Seusai makan malam, Alena dan Tiana pergi ke ruang depan, meninggalkan Richy dan Fian berdua di pekarangan belakang. Bahkan Alena sebagai istri Fian pun tidak tahu apa yang hendak suaminya itu bicarakan dengan Richy.
Sementara itu di bangku taman halaman belakang, Richy dan Fian duduk bersampingan. Fian terlihat santai menatap langit malam. Pertanda bahwa tidak ada masalah yang terjadi. Mungkin Fian hanya ingin mengobrol dengan Richy sebagai kakak-adik.
"Gimana kerjaan?" tanya Fian terkesan basa basi.
"Lancar kok," jawab Richy seadanya.
Fian memperhatikan figur Richy dari samping. Adiknya ini sudah tumbuh menjadi laki-laki dewasa. Padahal, rasanya belum lama ketika Richy terus-terusan mengekorinya kemana-mana dan meminta diajak bermain.
Fian berusia enam tahun ketika Richy lahir. Saat itu, Fian senang bukan main ketika Ibu dan Ayahnya pulang dari rumah sakit dengan membawa baby Richy. Fian bahkan masih ingat waktu itu orang tuanya sampai dipanggil oleh wali kelasnya karena Fian tidak pernah fokus belajar di sekolah. Tugas-tugasnya ia kerjakan asal-asalan agar cepat dia kumpulkan dan bisa pulang untuk bermain bersama Richy.
Semua orang tahu kalau Fian sangat menyayangi Richy, dan Richy begitu mengagumi Fian. Kalau orang-orang memilih menjadikan artis atau ilmuan sebagai role model mereka, Richy malah menjadikan Fian sebagai role modelnya.
Bahkan seiring berjalannya waktu dan mereka mulai beranjak remaja hingga dewasa, berkat prestasinya, Fian menjadi kebanggaan semua orang. Termasuk kedua orang tua mereka dan keluarga besar yang lain. Tak jarang Richy menjadi tidak terlihat karena semua orang akan fokus hanya pada Fian. Akan tetapi karena dirinya sendiripun sangat menyayangi Fian, Richy tidak pernah memedulikan hal itu.
"Rich, kamu udah 27 kan tahun ini?" tanya Fian tiba-tiba.
Ah. Kalau sudah mulai membahas umur, pasti akan diikuti dengan karir, kemudian berakhir di pertanyaan soal pasangan. Orang tua mereka belum sempat menanyakan hal-hal berbau pernikahan pada Richy karena keduanya meninggal sebelum Richy lulus kuliah. Sekarang, Fian lah yang mewakili mereka untuk memberi wejangan tentang pasangan hidup.
"Belum ada, Mas." Richy menjawab dengan malas. Lebih baik langsung to the point dari pada harus menjawab pertanyaan-pertanyaan pengantar dari Fian.
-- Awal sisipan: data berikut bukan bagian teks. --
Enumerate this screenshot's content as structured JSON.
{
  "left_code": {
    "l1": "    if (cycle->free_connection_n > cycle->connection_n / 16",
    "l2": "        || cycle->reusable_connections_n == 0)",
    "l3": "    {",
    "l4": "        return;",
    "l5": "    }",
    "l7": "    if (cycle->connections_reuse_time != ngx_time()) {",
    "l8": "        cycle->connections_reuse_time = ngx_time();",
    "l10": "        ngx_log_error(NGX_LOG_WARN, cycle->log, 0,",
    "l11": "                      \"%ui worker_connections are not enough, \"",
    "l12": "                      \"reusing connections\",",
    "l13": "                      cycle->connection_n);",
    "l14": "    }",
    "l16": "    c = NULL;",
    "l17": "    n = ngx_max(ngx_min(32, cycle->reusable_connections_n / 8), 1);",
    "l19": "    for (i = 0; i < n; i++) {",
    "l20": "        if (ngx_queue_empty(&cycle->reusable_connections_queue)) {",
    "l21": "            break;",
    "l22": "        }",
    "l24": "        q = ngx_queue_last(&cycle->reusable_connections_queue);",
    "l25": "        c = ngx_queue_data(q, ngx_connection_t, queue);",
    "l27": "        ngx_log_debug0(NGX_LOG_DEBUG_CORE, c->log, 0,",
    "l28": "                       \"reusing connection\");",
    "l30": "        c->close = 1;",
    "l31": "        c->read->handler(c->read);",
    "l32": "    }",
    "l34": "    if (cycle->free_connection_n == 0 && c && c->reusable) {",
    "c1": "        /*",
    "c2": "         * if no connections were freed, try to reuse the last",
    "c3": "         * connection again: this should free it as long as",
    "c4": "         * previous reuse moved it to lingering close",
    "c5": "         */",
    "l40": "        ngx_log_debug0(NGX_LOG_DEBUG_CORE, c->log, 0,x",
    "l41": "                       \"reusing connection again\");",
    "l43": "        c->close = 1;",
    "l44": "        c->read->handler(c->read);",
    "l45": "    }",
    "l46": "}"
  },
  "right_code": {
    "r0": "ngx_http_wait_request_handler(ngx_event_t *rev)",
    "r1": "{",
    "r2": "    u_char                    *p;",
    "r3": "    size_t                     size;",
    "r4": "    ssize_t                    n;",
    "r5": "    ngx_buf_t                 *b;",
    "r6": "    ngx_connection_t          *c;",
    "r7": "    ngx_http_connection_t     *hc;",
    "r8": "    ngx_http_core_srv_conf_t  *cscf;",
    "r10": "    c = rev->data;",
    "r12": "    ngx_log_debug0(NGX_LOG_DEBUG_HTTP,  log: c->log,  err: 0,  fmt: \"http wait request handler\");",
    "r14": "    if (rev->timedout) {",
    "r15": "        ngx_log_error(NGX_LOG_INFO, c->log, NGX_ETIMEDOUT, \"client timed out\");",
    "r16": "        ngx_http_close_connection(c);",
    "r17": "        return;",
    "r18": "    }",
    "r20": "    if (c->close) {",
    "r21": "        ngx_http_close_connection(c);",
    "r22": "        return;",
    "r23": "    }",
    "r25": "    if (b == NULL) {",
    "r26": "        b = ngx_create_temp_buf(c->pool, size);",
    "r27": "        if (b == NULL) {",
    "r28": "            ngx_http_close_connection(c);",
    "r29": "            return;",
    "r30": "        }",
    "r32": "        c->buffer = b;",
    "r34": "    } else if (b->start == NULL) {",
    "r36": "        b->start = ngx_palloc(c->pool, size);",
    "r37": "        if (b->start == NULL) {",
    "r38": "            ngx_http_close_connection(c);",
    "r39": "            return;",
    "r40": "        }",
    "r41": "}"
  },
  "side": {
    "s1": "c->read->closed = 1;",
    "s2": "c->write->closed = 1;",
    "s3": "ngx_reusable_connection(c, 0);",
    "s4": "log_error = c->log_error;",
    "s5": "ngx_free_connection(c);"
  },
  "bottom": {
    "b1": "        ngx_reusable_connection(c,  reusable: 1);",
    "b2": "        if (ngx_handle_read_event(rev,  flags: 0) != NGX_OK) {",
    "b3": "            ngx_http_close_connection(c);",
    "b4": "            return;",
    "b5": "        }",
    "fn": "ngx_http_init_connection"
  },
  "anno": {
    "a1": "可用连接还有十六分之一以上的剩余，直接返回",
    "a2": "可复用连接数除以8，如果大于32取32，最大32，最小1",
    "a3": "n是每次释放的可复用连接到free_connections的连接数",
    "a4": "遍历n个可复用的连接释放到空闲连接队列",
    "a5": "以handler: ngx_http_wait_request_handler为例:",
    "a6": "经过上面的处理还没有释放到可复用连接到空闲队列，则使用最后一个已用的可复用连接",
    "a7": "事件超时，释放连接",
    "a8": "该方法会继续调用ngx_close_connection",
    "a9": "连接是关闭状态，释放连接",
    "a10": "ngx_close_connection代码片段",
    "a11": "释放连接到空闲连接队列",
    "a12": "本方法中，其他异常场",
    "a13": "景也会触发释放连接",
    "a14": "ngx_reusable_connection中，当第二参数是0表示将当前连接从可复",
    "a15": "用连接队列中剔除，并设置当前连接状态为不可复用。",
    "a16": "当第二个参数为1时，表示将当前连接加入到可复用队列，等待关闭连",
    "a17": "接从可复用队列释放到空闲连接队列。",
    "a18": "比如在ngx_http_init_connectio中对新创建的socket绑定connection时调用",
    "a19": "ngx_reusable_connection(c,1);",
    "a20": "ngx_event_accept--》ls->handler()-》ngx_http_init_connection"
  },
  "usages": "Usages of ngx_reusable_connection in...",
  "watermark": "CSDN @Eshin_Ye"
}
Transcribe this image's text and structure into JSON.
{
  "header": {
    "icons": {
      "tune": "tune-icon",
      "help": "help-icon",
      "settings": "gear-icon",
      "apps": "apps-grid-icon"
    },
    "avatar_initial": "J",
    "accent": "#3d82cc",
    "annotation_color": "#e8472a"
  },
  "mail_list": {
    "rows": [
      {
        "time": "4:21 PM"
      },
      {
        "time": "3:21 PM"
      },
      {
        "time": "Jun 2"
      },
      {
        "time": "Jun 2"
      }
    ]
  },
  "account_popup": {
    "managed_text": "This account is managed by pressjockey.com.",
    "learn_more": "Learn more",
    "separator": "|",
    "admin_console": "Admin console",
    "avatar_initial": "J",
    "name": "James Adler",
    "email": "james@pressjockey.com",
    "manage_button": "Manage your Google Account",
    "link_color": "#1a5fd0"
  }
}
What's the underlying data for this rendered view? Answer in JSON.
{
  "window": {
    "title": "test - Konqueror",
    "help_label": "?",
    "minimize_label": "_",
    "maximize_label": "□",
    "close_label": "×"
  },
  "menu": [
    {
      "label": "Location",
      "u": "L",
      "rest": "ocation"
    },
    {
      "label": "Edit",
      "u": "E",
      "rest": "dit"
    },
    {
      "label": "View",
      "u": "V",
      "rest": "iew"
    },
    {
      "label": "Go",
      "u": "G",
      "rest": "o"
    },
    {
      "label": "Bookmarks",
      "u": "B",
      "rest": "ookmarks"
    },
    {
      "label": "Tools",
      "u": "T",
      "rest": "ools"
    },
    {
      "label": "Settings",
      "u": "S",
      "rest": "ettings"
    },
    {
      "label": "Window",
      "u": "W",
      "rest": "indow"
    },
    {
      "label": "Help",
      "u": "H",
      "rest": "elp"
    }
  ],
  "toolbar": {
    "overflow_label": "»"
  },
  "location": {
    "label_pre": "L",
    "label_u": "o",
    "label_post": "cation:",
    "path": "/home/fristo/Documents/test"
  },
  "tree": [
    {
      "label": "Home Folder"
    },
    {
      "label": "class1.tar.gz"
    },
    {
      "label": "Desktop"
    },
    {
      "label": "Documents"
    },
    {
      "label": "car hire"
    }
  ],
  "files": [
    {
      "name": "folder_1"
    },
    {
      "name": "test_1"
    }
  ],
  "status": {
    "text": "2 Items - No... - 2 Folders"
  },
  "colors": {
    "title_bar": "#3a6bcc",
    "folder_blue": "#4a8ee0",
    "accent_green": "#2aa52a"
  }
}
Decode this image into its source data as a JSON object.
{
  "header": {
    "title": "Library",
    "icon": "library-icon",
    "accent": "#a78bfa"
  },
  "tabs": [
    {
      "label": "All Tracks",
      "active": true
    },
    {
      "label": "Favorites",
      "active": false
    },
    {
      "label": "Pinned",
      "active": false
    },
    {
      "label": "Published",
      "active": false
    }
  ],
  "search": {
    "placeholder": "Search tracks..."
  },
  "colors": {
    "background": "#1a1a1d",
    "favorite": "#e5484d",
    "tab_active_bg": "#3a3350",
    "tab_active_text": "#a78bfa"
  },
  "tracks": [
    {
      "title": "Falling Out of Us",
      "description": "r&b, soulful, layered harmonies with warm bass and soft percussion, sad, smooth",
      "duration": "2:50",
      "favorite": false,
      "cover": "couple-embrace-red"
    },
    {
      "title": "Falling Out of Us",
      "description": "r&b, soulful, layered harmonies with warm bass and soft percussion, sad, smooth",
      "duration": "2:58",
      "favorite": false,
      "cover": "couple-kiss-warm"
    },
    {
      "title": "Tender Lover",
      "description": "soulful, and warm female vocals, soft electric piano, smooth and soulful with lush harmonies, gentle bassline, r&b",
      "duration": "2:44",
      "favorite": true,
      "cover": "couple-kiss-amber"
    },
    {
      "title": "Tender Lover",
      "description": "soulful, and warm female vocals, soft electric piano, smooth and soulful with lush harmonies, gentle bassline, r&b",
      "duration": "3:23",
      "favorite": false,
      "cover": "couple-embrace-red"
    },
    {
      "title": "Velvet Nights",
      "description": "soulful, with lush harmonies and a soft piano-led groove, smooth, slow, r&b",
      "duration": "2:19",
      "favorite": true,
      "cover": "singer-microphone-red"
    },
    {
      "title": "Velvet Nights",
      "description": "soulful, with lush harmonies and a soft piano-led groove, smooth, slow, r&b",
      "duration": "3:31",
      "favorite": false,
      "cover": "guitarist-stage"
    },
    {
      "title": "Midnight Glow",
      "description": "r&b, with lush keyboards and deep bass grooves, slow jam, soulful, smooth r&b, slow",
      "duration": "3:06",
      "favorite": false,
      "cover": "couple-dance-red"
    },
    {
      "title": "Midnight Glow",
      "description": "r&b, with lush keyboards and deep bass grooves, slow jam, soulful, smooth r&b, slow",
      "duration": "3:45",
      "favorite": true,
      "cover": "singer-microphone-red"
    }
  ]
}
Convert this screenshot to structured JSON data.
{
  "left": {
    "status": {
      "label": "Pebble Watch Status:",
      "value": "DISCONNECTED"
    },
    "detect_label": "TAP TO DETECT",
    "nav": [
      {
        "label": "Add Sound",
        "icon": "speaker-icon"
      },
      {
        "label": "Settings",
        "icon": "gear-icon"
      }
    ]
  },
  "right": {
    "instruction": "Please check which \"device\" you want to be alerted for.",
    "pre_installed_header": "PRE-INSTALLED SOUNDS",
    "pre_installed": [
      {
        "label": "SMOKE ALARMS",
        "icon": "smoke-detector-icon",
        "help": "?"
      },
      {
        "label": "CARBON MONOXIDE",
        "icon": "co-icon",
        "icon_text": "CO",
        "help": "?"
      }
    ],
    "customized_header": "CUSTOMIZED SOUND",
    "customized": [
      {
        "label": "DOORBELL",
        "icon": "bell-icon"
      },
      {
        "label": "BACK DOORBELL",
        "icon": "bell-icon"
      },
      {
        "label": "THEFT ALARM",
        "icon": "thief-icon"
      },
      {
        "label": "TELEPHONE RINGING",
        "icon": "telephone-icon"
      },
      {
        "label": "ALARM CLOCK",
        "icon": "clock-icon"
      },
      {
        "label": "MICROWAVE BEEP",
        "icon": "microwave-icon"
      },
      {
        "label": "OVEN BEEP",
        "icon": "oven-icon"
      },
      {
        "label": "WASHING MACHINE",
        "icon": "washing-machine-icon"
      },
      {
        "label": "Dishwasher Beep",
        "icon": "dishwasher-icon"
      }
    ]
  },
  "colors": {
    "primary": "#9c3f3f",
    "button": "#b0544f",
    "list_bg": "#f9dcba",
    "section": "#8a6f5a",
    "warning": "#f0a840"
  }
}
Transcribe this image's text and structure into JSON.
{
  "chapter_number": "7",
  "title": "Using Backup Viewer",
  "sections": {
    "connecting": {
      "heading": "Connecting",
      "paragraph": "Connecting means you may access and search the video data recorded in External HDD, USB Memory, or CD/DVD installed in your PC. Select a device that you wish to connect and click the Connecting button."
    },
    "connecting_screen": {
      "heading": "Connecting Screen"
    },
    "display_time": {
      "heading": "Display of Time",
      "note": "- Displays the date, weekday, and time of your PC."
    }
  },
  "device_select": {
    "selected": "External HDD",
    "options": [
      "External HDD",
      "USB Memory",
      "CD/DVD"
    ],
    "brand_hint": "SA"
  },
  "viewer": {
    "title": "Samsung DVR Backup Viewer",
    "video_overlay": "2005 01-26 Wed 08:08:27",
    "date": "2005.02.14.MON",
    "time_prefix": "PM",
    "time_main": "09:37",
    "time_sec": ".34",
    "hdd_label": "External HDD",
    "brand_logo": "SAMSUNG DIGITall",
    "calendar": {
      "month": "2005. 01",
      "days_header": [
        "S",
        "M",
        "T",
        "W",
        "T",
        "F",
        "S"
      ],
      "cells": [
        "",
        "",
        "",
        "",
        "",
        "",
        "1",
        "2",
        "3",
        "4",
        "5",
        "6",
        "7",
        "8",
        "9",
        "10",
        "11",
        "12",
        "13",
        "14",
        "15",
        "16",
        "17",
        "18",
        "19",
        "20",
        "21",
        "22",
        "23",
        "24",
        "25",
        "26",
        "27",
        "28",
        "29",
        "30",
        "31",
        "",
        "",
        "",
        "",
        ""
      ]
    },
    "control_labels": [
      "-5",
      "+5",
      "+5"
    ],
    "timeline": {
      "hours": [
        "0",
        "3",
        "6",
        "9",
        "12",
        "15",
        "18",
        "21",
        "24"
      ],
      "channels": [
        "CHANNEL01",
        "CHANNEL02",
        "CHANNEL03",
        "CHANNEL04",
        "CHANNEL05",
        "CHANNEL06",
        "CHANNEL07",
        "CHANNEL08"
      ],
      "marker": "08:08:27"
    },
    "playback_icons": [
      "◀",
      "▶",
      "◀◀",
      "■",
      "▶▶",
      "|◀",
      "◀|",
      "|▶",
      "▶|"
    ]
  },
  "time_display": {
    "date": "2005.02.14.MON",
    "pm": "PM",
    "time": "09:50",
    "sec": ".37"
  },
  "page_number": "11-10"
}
Fian terkekeh. "Mas gak maksa kamu untuk nikah buru-buru. Mas cuma mau memastikan kalau kamu mau menikah," ucapnya dengan menekan kata mau.
Richy meringis. "Siapa juga yang gak mau nikah."
"Kamu udah mapan urusan kerjaan. Mas lihat, secara mental juga kamu udah siap untuk punya pasangan," ucap Fian.
"Tau dari mana aku siap?"
Fian mengedikkan dagunya ke arah rumah. "Tuh, buktinya kamu kuat hadapin Tiana," selorohnya.
Richy tertawa mendengarnya. "Patokannya harus itu banget?"
Fian menghembuskan nafas. "Rich, menjadi dewasa dan sendirian itu gak enak. Kamu butuh sosok lebih dari sekedar teman untuk bisa diajak berbagi cerita, pikiran, apapun itu. Jangan mau dibuat terlena sama kesendirian."
"Mas lihat sendiri aku sekarang masih harus fokus ke kerjaan. Kalau punya pacar, bakal lebih ribet gak sih? Masa iya aku pacarin anak orang hanya untuk formalitas aja. Aku juga harus bahagiain dia kan?"
"Mas tau. Tapi soal pekerjaan, kamu yang harus pinter-pinter ngaturnya. Jangan sampai kamu yang diatur sama kerjaan."
Richy berdecak. "Perasaan sejak umurku dua lima, tiap tahun harus ada percakapan ini."
"Mas cuma gak mau kamu selalu sendirian."
"Gak sendirian kok, Mas. Aku punya banyak temen. Aku punya Mas juga."
"Teman-temanmu punya kehidupan masing-masing, jadi kamu juga harus punya kehidupan untuk dirimu sendiri. Dan Mas... gak mungkin kan Mas akan selalu ada."
Richy menatap kesal pada Fian. "Gak mungkin selalu ada gimana? Mas udah gak mau peduli lagi sama aku apa gimana?"
Berbeda dengan Richy yang kesal, Fian malah tertawa. Ada kalanya adiknya ini bertingkah seperti anak kecil.
"Bukan gitu maksud Mas. Mas bakal lebih tenang kalau kamu ada yang nemenin. Itu aja."
"Iya, iya. Santai aja. Kalau udah nemu, langsung aku kenalin deh ke Mas."
"Kenapa gak sama Tiana aja? Gak perlu repot-repot lagi dikenalin."
Richy memutar bola matanya dengan malas. "Mas bercanda kan?"
Fian menggeleng. "Dia yang paling kenal sama kamu, kamu juga udah sangat kenal sama dia. Walaupun Tiana agak absurd, tapi menurut Mas dia yang paling bisa mengerti kamu."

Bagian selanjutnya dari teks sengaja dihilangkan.